19th-century British-Jewish family of merchants and painters

The Solomon family was a prominent family of Jewish merchants and painters in England known for their integration into respectable middle-class Victorian society in fashion despite systemic barriers on Jews in the 19th century and for their cultural impact by placing Jewish artwork into British prominence. They are also known for their amateur acting productions.

The Solomon family was of Jewish descent. Aaron Solomon immigrated to England from the Dutch Republic in the mid-18th century and had engaged in importing and selling Leghorn hats from Italy; during the Napoleon era, he developed a method of making them to continue his profitable business due to the import interruption. He was the first Orthodox Jew allowed to conduct business in the region.

In 1831, Meyer Solomon was the first Jew admitted to the Freedom of the City of London, providing the family upward social mobility that was not typically afforded to the Jewish during that time period, due to prejudice and impoverished economic conditions. When the hat business became unprofitable, he developed a method for producing embossed doilies and opened a factory, resulting in a much more lucrative fortune for the family. The family participated in Jewish practices such as Passover, but were not strictly observing of all Jewish customs. His wife, Kathe , was an artist who painted miniature figures.
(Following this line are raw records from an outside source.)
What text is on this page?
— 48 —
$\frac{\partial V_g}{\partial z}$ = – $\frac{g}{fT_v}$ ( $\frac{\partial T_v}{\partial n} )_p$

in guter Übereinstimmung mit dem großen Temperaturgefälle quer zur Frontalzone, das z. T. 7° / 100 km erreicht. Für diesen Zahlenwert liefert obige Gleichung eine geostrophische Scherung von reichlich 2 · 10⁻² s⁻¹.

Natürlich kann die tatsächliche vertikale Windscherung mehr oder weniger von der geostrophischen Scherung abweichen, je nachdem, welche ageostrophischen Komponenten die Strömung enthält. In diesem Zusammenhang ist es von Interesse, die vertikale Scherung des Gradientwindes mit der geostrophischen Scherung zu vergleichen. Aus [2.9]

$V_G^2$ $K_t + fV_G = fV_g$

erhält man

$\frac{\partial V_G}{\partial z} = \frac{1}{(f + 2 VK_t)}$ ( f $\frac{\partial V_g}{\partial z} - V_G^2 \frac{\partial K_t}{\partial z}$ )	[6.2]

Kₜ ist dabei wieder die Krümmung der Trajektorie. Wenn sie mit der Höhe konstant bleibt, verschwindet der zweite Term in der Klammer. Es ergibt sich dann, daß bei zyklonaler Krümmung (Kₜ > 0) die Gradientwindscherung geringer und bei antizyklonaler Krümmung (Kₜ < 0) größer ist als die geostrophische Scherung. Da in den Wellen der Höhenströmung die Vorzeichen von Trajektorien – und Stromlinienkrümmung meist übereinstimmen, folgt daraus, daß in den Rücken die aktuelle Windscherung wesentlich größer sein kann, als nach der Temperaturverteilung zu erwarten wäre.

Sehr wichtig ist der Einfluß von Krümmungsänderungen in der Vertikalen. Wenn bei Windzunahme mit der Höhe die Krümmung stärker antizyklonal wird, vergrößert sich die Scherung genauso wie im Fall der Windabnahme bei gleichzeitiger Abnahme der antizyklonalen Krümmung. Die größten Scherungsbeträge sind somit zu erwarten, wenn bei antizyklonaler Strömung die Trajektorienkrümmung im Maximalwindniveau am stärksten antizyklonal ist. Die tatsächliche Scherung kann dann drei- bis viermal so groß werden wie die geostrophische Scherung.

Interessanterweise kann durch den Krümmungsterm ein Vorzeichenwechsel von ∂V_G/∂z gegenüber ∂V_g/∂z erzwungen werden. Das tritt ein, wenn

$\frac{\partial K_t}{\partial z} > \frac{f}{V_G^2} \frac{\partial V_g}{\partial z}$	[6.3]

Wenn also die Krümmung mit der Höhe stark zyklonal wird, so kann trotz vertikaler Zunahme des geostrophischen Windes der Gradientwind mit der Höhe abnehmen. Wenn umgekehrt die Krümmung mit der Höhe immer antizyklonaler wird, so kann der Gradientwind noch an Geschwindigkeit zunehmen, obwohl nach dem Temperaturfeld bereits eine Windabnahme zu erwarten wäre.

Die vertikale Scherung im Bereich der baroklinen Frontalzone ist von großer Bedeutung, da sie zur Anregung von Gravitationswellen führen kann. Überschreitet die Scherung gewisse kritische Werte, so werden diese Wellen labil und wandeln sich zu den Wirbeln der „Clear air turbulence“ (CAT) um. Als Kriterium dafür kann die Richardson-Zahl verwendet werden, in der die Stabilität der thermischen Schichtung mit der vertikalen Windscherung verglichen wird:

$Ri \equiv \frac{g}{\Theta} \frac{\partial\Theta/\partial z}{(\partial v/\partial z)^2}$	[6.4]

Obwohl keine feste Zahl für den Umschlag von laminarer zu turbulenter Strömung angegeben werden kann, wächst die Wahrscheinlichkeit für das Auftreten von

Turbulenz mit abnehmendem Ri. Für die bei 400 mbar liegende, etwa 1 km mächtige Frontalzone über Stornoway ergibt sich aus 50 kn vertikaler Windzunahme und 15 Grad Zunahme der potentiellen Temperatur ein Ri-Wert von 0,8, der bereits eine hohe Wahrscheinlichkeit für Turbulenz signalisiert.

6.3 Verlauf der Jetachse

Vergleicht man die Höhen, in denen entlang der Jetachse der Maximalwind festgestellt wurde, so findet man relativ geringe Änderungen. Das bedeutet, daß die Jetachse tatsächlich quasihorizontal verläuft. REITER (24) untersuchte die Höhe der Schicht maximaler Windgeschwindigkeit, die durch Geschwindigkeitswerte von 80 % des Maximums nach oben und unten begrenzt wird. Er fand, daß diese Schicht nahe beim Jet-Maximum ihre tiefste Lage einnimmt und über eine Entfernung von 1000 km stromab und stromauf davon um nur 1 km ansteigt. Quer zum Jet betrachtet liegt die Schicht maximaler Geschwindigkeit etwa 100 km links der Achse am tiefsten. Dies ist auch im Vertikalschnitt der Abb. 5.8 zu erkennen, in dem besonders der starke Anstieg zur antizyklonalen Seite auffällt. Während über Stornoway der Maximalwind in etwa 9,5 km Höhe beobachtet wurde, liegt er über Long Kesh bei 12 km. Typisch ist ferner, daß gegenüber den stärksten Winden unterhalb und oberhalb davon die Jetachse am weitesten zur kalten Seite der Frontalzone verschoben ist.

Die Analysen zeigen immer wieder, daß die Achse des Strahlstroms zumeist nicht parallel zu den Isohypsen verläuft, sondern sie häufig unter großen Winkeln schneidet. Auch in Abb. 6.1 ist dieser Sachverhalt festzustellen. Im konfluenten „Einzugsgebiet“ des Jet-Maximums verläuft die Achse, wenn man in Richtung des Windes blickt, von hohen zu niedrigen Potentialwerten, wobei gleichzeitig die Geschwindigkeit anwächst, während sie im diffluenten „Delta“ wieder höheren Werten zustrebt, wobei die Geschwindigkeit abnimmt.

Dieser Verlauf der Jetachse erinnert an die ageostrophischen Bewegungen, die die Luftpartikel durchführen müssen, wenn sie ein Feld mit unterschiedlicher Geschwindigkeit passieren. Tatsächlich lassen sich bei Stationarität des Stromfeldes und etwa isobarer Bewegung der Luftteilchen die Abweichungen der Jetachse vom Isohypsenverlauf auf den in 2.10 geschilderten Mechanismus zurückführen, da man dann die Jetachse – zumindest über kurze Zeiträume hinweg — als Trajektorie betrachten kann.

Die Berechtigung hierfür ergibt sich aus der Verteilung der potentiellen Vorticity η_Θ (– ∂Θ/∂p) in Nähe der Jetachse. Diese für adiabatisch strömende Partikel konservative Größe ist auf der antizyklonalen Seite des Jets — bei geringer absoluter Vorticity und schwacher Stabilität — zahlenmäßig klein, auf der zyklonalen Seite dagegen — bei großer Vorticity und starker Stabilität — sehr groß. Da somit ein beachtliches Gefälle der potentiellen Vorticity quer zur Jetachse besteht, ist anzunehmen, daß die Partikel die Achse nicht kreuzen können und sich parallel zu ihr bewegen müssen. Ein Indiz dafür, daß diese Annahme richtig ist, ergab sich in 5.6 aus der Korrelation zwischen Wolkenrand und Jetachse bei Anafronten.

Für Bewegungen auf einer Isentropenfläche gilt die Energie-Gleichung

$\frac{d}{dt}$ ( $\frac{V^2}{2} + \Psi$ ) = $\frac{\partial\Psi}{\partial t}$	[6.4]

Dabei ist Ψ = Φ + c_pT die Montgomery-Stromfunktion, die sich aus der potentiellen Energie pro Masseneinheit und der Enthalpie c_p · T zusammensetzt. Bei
Their rising socioeconomic status allowed the Solomon family admittance to the Royal Academy Schools to train as artists. All three children—Abraham Solomon, Rebecca Solomon, and Simeon Solomon—were given spots in the Royal Academy Summer Exhibition. The works of the Solomon family produced during this is considered an "epitome of the major trends of Victorian painting" of the late 19th century. They bridged Pre-Raphaelite, academic, and aesthetic art movements, and introduced religious iconography, particularly Jewish, and gender and sexuality into their works, all of which challenged conventions at the time. They were an important part of the Pre-Raphaelite Brotherhood. The material culture of the work of the Solomon family draws on medieval devotional and grotesque imagery and engages antisemitic blood-myth stereotypes.

In mid-1980s, the Geffrye Museum and the Birmingham City Art Gallery held exhibitions on the Solomon family, which led to the discovery of lost works of Rebecca's.